Forces of South Sudan's President
Salva Kiir sought to regain the oil hub of Bentiu from rebels on Friday. At the
UN, peacekeeping chief Herve Ladsous said extra troops were being deployed to
protect Sudanese civilians.
Briefing the UN Security Council,
Ladsous said the violent breakup of South Sudan's administration in
mid-December had left probably a quarter of a million South Sudanese displaced,
including 60,000 sheltering at UN compounds and tens of thousands who had
sought refuge in Uganda, Kenya and Ethiopia.
Ladsous said the deadline for the
extra deployments was "between four and eight weeks." Troops and
police would be drawn from other UN and African Union missions, across Africa,
he added, and would go "into a pro-active footing."
South Sudan's fighting, often
along ethnic lines, has pitted Kiir's SPLA forces against rebels loyal to
former vice president Riek Machar.
8,000 sheltering at Bentiu
The UN said it was ready to fend
off any attacks on its own compound at Bentiu where 8,000 people are sheltering.
UN deputy spokesman Farhan Haq described the situation as "unclear and
fluid." The news agency AFP said
fighting was also raging around the town of Bor, the only other major town in
rebel hands.
Hundreds of people fled through
crocodile-infested swamps of the White Nile river and told how gunmen had shot
civilians with machine guns as they fled.
Peace talks in deadlock
With peace talks in neighboring
Ethiopia in deadlock, US Assistant Secretary for Africa Linda Thomas-Greenfield
said South Sudan – formed only 3 years ago – was "in danger of
shattering."
"Each day the conflict
continues, the risk of all-out civil war grows as ethnic tensions rise,"
she told US lawmakers in Washington.
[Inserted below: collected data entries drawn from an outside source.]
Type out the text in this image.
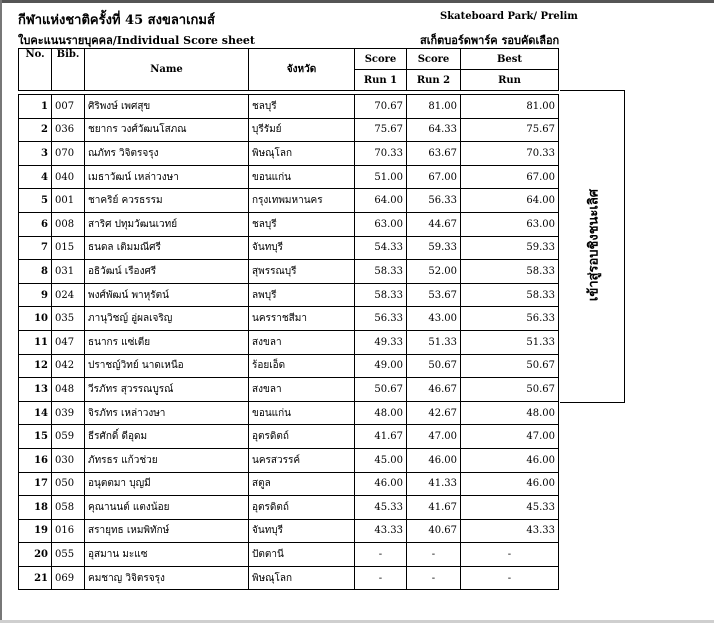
กีฬาแห่งชาติครั้งที่ 45 สงขลาเกมส์
ใบคะแนนรายบุคคล/Individual Score sheet
Skateboard Park/ Prelim
สเก็ตบอร์ดพาร์ค รอบคัดเลือก
No.	Bib.	Name	จังหวัด	Score	Score	Best
				Run 1	Run 2	Run

1	007	ศิริพงษ์ เพศสุข	ชลบุรี	70.67	81.00	81.00
2	036	ชยากร วงศ์วัฒนโสภณ	บุรีรัมย์	75.67	64.33	75.67
3	070	ณภัทร วิจิตรจรุง	พิษณุโลก	70.33	63.67	70.33
4	040	เมธาวัฒน์ เหล่าวงษา	ขอนแก่น	51.00	67.00	67.00
5	001	ชาคริย์ ควรธรรม	กรุงเทพมหานคร	64.00	56.33	64.00
6	008	สาริศ ปทุมวัฒนเวทย์	ชลบุรี	63.00	44.67	63.00
7	015	ธนดล เติมมณีศรี	จันทบุรี	54.33	59.33	59.33
8	031	อธิวัฒน์ เรืองศรี	สุพรรณบุรี	58.33	52.00	58.33
9	024	พงศ์พัฒน์ พาหุรัตน์	ลพบุรี	58.33	53.67	58.33
10	035	ภานุวิชญ์ อู่ผลเจริญ	นครราชสีมา	56.33	43.00	56.33
11	047	ธนากร แซ่เตีย	สงขลา	49.33	51.33	51.33
12	042	ปราชญ์วิทย์ นาดเหนือ	ร้อยเอ็ด	49.00	50.67	50.67
13	048	วีรภัทร สุวรรณบูรณ์	สงขลา	50.67	46.67	50.67
14	039	จิรภัทร เหล่าวงษา	ขอนแก่น	48.00	42.67	48.00
15	059	ธีรศักดิ์ ดีอุดม	อุตรดิตถ์	41.67	47.00	47.00
16	030	ภัทรธร แก้วช่วย	นครสวรรค์	45.00	46.00	46.00
17	050	อนุตตมา บุญมี	สตูล	46.00	41.33	46.00
18	058	คุณานนต์ แตงน้อย	อุตรดิตถ์	45.33	41.67	45.33
19	016	สรายุทธ เหมพิทักษ์	จันทบุรี	43.33	40.67	43.33
20	055	อุสมาน มะแซ	ปัตตานี	-	-	-
21	069	คมชาญ วิจิตรจรุง	พิษณุโลก	-	-	-
เข้าสู่รอบชิงชนะเลิศ
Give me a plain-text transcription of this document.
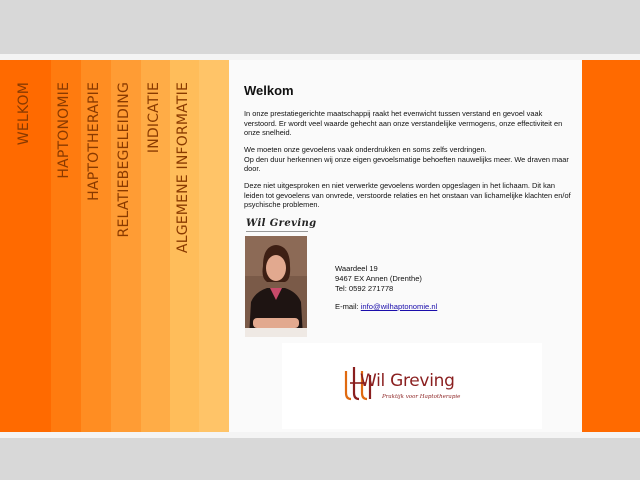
WELKOM HAPTONOMIE HAPTOTHERAPIE RELATIEBEGELEIDING INDICATIE ALGEMENE INFORMATIE	Welkom

In onze prestatiegerichte maatschappij raakt het evenwicht tussen verstand en gevoel vaak verstoord. Er wordt veel waarde gehecht aan onze verstandelijke vermogens, onze effectiviteit en onze snelheid.

We moeten onze gevoelens vaak onderdrukken en soms zelfs verdringen.
Op den duur herkennen wij onze eigen gevoelsmatige behoeften nauwelijks meer. We draven maar door.

Deze niet uitgesproken en niet verwerkte gevoelens worden opgeslagen in het lichaam. Dit kan leiden tot gevoelens van onvrede, verstoorde relaties en het onstaan van lichamelijke klachten en/of psychische problemen.

Wil Greving
Waardeel 19
9467 EX Annen (Drenthe)
Tel: 0592 271778
E-mail: info@wilhaptonomie.nl
Wil Greving
Praktijk voor Haptotherapie
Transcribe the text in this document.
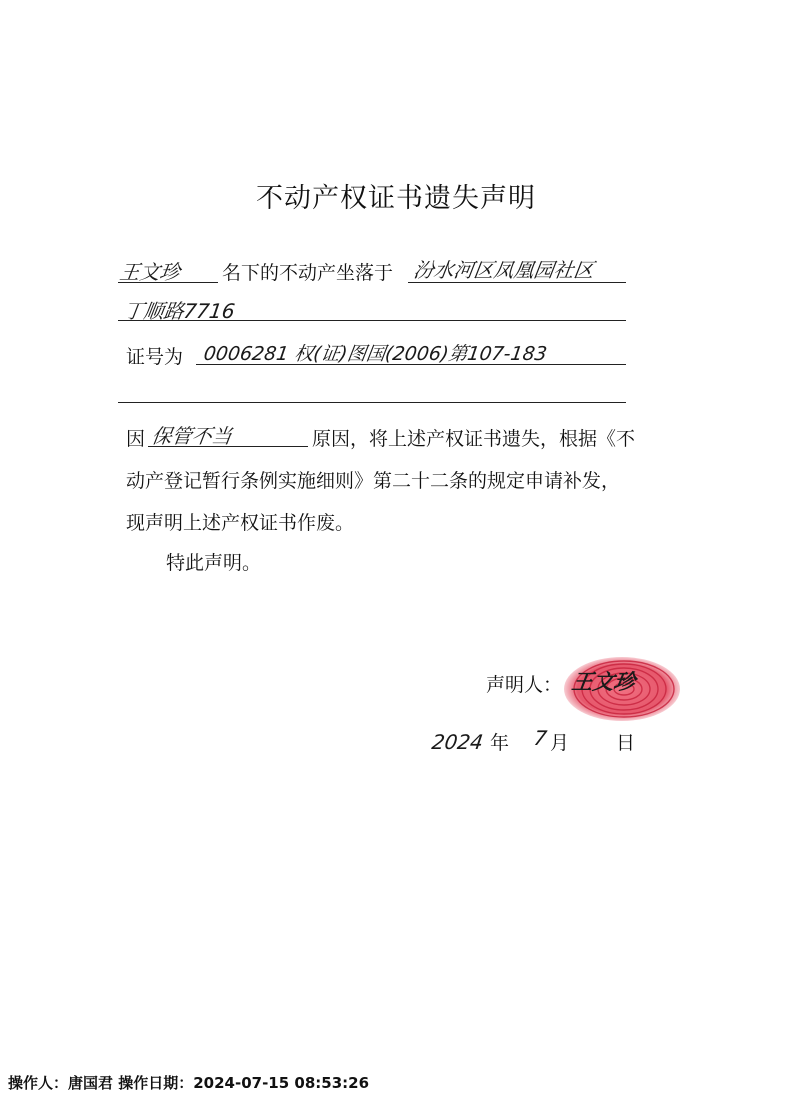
不动产权证书遗失声明
王文珍 名下的不动产坐落于 汾水河区凤凰园社区
丁顺路7716
证号为 0006281 权(证)图国(2006)第107-183
因 保管不当	原因，将上述产权证书遗失，根据《不
动产登记暂行条例实施细则》第二十二条的规定申请补发，
现声明上述产权证书作废。
特此声明。
声明人： 王文珍
2024 年 7 月 日
操作人：唐国君 操作日期：2024-07-15 08:53:26
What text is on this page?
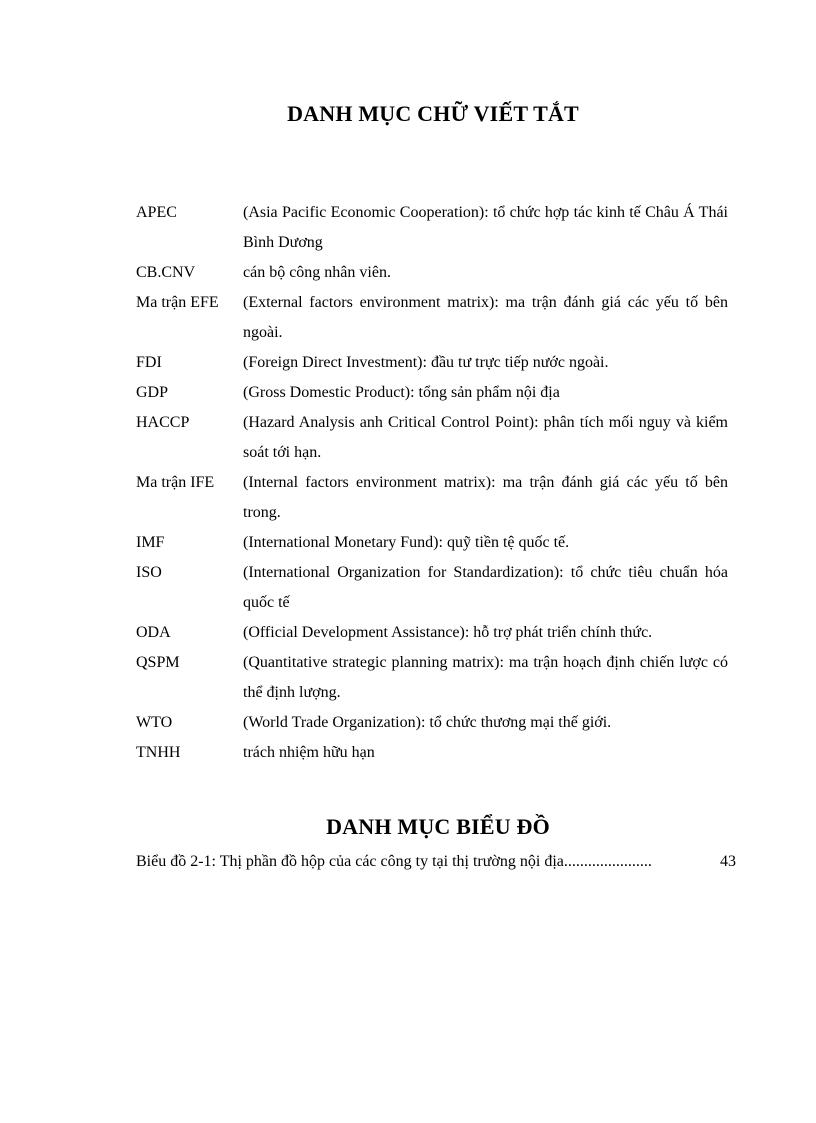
DANH MỤC CHỮ VIẾT TẮT
APEC	(Asia Pacific Economic Cooperation): tổ chức hợp tác kinh tế Châu Á Thái Bình Dương
CB.CNV	cán bộ công nhân viên.
Ma trận EFE	(External factors environment matrix): ma trận đánh giá các yếu tố bên ngoài.
FDI	(Foreign Direct Investment): đầu tư trực tiếp nước ngoài.
GDP	(Gross Domestic Product): tổng sản phẩm nội địa
HACCP	(Hazard Analysis anh Critical Control Point): phân tích mối nguy và kiểm soát tới hạn.
Ma trận IFE	(Internal factors environment matrix): ma trận đánh giá các yếu tố bên trong.
IMF	(International Monetary Fund): quỹ tiền tệ quốc tế.
ISO	(International Organization for Standardization): tổ chức tiêu chuẩn hóa quốc tế
ODA	(Official Development Assistance): hỗ trợ phát triển chính thức.
QSPM	(Quantitative strategic planning matrix): ma trận hoạch định chiến lược có thể định lượng.
WTO	(World Trade Organization): tổ chức thương mại thế giới.
TNHH	trách nhiệm hữu hạn
DANH MỤC BIỂU ĐỒ
Biểu đồ 2-1: Thị phần đồ hộp của các công ty tại thị trường nội địa ......................	43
The talks have faced delays after Kiir
refused a rebel demand to release 11 high-level political detainees.
Death toll 'substantially' higher
At the UN, Ladsous said he
estimated that the death toll was "very substantially in excess" of
the 1,000 deaths the UN cited just after the conflict erupted on December 15. The
violence began as a clash between rival army units in what President Kiir said
was an attempted coup by Machar.
Machar denied that accusation,
accusing Kiir of trying to root out political opponents. The conflict has
trimmed South Sudan's oil production by around a fifth, depriving the
impoverished nation of its main source of foreign currency.